Я тихо выругался и поспешил на помощь. Легкие работали на пределе. Тем временем волосатая рука усилила хватку и потащила девочку к люку. Я услышал глубокий горловой смех, исходивший из темноты колодца, который вел к фундаменту моста.
– Кто это? Что это?! Заставь его отпустить меня! – кричала девчонка.
– Держись! – крикнул я в ответ.
Подбежав к люку, я подпрыгнул и всем весом опустился на волосатую руку, прямо на запястье, вонзая каблуки туристических ботинок в грязную плоть.

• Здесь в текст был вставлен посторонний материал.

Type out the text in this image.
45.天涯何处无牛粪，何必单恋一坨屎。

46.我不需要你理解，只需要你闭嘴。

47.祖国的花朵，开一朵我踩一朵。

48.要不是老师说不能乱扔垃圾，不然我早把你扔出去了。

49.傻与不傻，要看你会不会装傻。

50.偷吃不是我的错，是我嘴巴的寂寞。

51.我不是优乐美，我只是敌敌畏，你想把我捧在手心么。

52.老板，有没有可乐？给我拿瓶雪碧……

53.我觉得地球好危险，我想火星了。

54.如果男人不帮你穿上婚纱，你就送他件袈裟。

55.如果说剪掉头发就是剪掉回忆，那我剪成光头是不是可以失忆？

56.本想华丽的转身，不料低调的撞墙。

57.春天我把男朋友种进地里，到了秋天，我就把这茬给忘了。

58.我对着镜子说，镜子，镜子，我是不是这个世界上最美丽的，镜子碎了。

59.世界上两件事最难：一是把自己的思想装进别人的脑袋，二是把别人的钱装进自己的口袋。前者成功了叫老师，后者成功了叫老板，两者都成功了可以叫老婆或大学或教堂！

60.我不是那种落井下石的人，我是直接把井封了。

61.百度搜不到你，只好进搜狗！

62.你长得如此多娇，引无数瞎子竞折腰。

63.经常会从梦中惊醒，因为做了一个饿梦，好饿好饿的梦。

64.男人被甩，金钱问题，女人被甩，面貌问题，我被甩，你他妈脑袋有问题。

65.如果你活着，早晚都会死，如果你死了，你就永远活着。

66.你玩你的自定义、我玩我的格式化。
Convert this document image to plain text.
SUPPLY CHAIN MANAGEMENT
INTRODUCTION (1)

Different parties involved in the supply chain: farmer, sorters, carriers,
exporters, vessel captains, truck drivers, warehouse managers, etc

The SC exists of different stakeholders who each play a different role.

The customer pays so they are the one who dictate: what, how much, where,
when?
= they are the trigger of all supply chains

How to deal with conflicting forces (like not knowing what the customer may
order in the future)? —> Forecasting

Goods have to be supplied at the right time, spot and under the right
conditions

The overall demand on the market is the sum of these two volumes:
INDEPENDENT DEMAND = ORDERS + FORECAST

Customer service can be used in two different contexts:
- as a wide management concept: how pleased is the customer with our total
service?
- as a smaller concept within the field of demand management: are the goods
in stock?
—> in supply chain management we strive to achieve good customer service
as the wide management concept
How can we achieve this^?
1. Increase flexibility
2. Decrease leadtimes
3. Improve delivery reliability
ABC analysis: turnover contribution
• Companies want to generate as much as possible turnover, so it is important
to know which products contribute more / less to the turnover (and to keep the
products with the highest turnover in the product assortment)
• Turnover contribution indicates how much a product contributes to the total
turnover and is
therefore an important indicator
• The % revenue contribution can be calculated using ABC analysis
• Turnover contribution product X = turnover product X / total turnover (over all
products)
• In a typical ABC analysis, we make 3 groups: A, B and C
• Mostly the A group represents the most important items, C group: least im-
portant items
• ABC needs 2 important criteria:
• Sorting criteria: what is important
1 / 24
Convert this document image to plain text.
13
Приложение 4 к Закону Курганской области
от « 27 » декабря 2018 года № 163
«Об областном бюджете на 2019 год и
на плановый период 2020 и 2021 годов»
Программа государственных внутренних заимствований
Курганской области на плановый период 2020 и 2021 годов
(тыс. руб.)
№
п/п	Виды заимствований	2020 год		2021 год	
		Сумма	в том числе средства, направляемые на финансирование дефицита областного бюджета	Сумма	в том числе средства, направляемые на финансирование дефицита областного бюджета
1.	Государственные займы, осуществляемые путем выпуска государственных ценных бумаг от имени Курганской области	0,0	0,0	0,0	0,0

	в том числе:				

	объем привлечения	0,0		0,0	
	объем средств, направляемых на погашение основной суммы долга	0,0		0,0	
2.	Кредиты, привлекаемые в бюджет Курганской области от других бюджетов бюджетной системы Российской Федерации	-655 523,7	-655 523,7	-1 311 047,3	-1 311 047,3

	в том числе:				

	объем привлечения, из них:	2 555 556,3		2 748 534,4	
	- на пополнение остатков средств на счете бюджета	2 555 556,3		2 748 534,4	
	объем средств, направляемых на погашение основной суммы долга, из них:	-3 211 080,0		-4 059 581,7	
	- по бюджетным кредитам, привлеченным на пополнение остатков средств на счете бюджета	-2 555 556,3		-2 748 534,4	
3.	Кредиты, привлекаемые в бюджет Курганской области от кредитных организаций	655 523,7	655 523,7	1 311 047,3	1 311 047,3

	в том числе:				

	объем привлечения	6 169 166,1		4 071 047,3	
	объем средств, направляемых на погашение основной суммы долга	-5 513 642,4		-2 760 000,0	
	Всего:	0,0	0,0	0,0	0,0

Из колодца донесся вопль, и пальцы разжались. Всхлипывая, девочка повернула ногу и, хотя это стоило ей одной дорогой туфельки и гольфа, освободилась. Я подхватил ребенка на руки и медленно попятился прочь, не сводя глаз с люка.
Вообще-то, тролль не должен был выбраться из отверстия такого размера, но ему это удалось. Вновь показалась грязная рука, за которой последовали бугристое плечо, уродливая голова и отвратительное лицо. Тролль посмотрел на меня и зарычал, с легкостью выскользнув из люка. Теперь он стоял в центре моста между мной и дальним берегом, напоминая своим обличьем профессионального борца, пострадавшего от лап пластических хирургов-двоечников. В одной руке он держал двухфутовый мясницкий тесак с костяной рукоятью. Тесак покрывали подозрительные темно-коричневые пятна.
– Гарри Дрезден, – пророкотал тролль. – Чародей лишает Гогота его законной добычи. – Он помахал тесаком. Лезвие со свистом рассекло воздух.
Я выпятил подбородок. Никогда не позволяйте троллю понять, что вы его боитесь.
– О чем ты, Гогот? Ты прекрасно знаешь, что смертные больше не являются законной добычей. Это зафиксировано в Неписаном договоре.
Морду тролля прорезала на редкость отвратительная ухмылка.
– Непослушные дети, – пророкотал он. – Непослушные дети по-прежнему мои. – Он прищурился, и в его глазах вспыхнул злобный голод. – Отдай! Сейчас же! – Тролль заковылял ко мне, набирая скорость.
Я поднял правую руку, сосредоточился, и серебряное кольцо на среднем пальце засияло чистым холодным светом, затмившим уличные фонари.
– Закон джунглей, Гогот. – Я говорил спокойно, стараясь не выказывать страха. – Выживают сильнейшие. Еще шаг – и присоединишься к тем, кому не хватило ума, чтобы выжить.
Не останавливаясь, тролль зарычал и поднял тяжелый кулак.
– Пораскинь мозгами, темное отродье! – рявкнул я. Льющийся из кольца свет приобрел адский, почти радиоактивный оттенок. – Еще шаг – и ты испаришься.
Тролль неуклюже замер, его резиновые слизистые губы оттянулись назад, обнажив зловонные клыки.
– Нет! – прорычал он, не отрывая взгляда от девочки. Слюна стекала по клыкам и капала на асфальт. – Она моя! Чародея это не касается.
– Да неужели? – спросил я. – Тогда смотри.
С этими словами я опустил руку – вместе с источником пронзительного серебристого света, – одарил тролля моей лучшей ухмылкой и, развернувшись в вихре черной кожи плаща, уверенными шагами двинулся обратно к Норс-авеню. Девочка широко раскрытыми глазами смотрела через мое плечо.
– Он идет за нами? – тихо спросил я.
Она отвела взгляд от тролля и посмотрела на меня:
– Э-э… нет. Просто таращится.
– Хорошо. Если пойдет, скажи мне.
– И ты его испаришь? – спросила она дрожащим голосом.
– Черт возьми, нет. И мы побежим.
– А как же?.. – Она коснулась кольца на моей руке.
– Я солгал, детка.
– Что?!
– Солгал, – повторил я. – Я не слишком хороший лжец, но тролли туповаты. Это всего лишь световое шоу, однако он поверил, и остальное нас не заботит.
– А ведь ты сказал, что чародей, – упрекнула она меня.
– Я и есть чародей, – раздраженно ответил я. – Чародей, которому пришлось до завтрака провести сеанс экзорцизма. Затем я отыскал два обручальных кольца и ключи от машины, а остаток дня потратил на беготню за тобой. Я выдохся.
– И ты не сумел бы взорвать этого… эту штуку?